Charles Proxy for iOS no longer works when this tweak is installed.

nabla-c0d3 / ssl-kill-switch2

Blackbox tool to disable SSL certificate validation - including certificate pinning - within iOS and macOS applications.

Other

3.07k stars 466 forks source link

Charles Proxy for iOS no longer works when this tweak is installed. #51

Closed espresso-flavoured closed 4 years ago

espresso-flavoured commented 6 years ago

An iOS version of Charles Proxy was released a few months ago. I tested it out on my iPad with 10.0.1 and iPhone with 11.3.1, and on both devices, it fails to process https requests when this tweak is enabled. Without this tweak installed, Charles Proxy works normally. I'm happy to provide Console logs if those would be helpful. I'd appreciate any help you can offer, and thank you for your work on this tweak.

XMB5 commented 6 years ago

What app?

espresso-flavoured commented 6 years ago

What app?

@XMB5 The nature of the problem is how Charles Proxy iOS operates with SSL Kill Switch installed. It is unable to proxy HTTPS connections, which prevents me from intercepting HTTPS traffic from any iOS app.

_{Sent with GitHawk}

XMB5 commented 6 years ago

Try running NoSubstitute on the charles app

espresso-flavoured commented 6 years ago

Try running NoSubstitute on the charles app

@XMB5 I just tried using NoSub. It seems to work, but only intermittently. I’ll have to gather the logs to better explain that.

_{Sent with GitHawk}

macdonjo commented 6 years ago

Is NoSubstitute only required on iOS 11 or newer?

varenc commented 5 years ago

I unsuccessfully tried to workaround this just by not enabling kill switch until after Charles iOS was running and intercepting. If this worked I just would have added an extra check to avoid injecting into Charles but no dice. Something else must be going on?

iOS logs to demonstrate:

works great when proxied to Charles on my desktop though! (for most apps)

nabla-c0d3 commented 5 years ago

Charles Proxy for iOS uses a local VPN so it makes sense that SSL Kill Switch would disrupt it. One solution would be to prevent Kill Switch from getting loaded into the Charles Proxy processes, by adding their bundle IDs to the MobileLoader filter at https://github.com/nabla-c0d3/ssl-kill-switch2/blob/master/SSLKillSwitch2.plist

blunden commented 5 years ago

@nabla-c0d3 The SSLKillSwitch2.plist can't be used to prevent it from loading from my understanding (i.e. there is no exclude funktionality built for these filters), unless you remove the predefined bundles in there which causes it to get loaded into almost everything and instead just explicitly add the bundles you want to inject into.

The latter worked for me when I had to find a quick fix for a short project.
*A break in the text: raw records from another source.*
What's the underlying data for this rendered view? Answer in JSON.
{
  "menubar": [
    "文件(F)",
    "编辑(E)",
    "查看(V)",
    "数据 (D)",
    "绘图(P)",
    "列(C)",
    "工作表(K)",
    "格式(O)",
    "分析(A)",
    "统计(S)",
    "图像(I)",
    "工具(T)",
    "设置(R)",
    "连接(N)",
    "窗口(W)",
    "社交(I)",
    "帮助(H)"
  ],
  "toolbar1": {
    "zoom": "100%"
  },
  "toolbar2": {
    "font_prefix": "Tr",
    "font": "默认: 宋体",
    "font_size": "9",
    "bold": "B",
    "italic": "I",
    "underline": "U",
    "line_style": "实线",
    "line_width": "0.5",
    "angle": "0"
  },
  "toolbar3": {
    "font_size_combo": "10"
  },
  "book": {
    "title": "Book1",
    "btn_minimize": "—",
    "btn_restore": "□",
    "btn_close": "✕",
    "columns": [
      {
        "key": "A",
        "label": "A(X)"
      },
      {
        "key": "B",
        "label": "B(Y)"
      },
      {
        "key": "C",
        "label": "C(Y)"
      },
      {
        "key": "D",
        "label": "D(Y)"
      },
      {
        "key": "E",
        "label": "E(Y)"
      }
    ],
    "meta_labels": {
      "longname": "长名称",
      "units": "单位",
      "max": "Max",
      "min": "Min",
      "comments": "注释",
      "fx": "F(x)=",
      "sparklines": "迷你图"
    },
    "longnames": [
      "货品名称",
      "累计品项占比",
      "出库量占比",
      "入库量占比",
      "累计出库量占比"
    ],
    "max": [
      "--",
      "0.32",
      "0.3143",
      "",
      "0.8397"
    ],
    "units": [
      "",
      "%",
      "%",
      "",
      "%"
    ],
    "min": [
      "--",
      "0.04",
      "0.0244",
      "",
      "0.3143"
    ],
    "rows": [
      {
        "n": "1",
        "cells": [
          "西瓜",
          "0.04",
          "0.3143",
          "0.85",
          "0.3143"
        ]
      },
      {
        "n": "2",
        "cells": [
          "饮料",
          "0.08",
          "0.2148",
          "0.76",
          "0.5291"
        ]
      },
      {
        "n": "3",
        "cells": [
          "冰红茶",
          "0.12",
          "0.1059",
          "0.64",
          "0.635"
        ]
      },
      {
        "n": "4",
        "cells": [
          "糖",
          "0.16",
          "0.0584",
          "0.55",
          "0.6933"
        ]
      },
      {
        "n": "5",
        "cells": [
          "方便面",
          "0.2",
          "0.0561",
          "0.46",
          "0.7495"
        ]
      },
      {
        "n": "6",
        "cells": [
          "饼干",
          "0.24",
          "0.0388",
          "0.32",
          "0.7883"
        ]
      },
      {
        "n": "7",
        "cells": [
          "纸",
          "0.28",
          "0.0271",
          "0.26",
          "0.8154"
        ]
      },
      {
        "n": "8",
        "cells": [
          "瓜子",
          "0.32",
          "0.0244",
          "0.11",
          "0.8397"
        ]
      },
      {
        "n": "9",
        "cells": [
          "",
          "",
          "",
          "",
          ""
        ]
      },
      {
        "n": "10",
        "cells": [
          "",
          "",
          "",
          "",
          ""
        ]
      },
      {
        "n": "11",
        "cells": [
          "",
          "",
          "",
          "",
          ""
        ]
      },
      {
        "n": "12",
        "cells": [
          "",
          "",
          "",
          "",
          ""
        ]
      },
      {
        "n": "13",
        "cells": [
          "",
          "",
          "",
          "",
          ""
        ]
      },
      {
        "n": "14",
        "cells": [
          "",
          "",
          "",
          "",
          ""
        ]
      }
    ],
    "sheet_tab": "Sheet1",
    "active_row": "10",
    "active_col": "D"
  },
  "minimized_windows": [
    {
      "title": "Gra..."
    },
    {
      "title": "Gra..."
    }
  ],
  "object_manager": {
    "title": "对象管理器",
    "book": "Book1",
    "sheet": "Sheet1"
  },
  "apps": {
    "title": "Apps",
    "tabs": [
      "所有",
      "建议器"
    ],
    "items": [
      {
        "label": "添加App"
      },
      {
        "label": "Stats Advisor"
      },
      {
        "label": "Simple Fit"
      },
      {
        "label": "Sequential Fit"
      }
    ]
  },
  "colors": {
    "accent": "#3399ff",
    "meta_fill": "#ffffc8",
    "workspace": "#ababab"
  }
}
My hope was to find a better solution and submit a pull request if the solution was generic enough to be useful to others.

blunden commented 5 years ago

@varenc You can try excluding the charles proxy process using the feature I added in #65 if this is still an issue for you. I linked a compiled version in there as well.

jzarca01 commented 5 years ago

For those wondering: Charles proxy BundleId is com.xk72.Charles

nabla-c0d3 commented 4 years ago

I've added a section to the README about Charles Proxy. Thanks again for the help.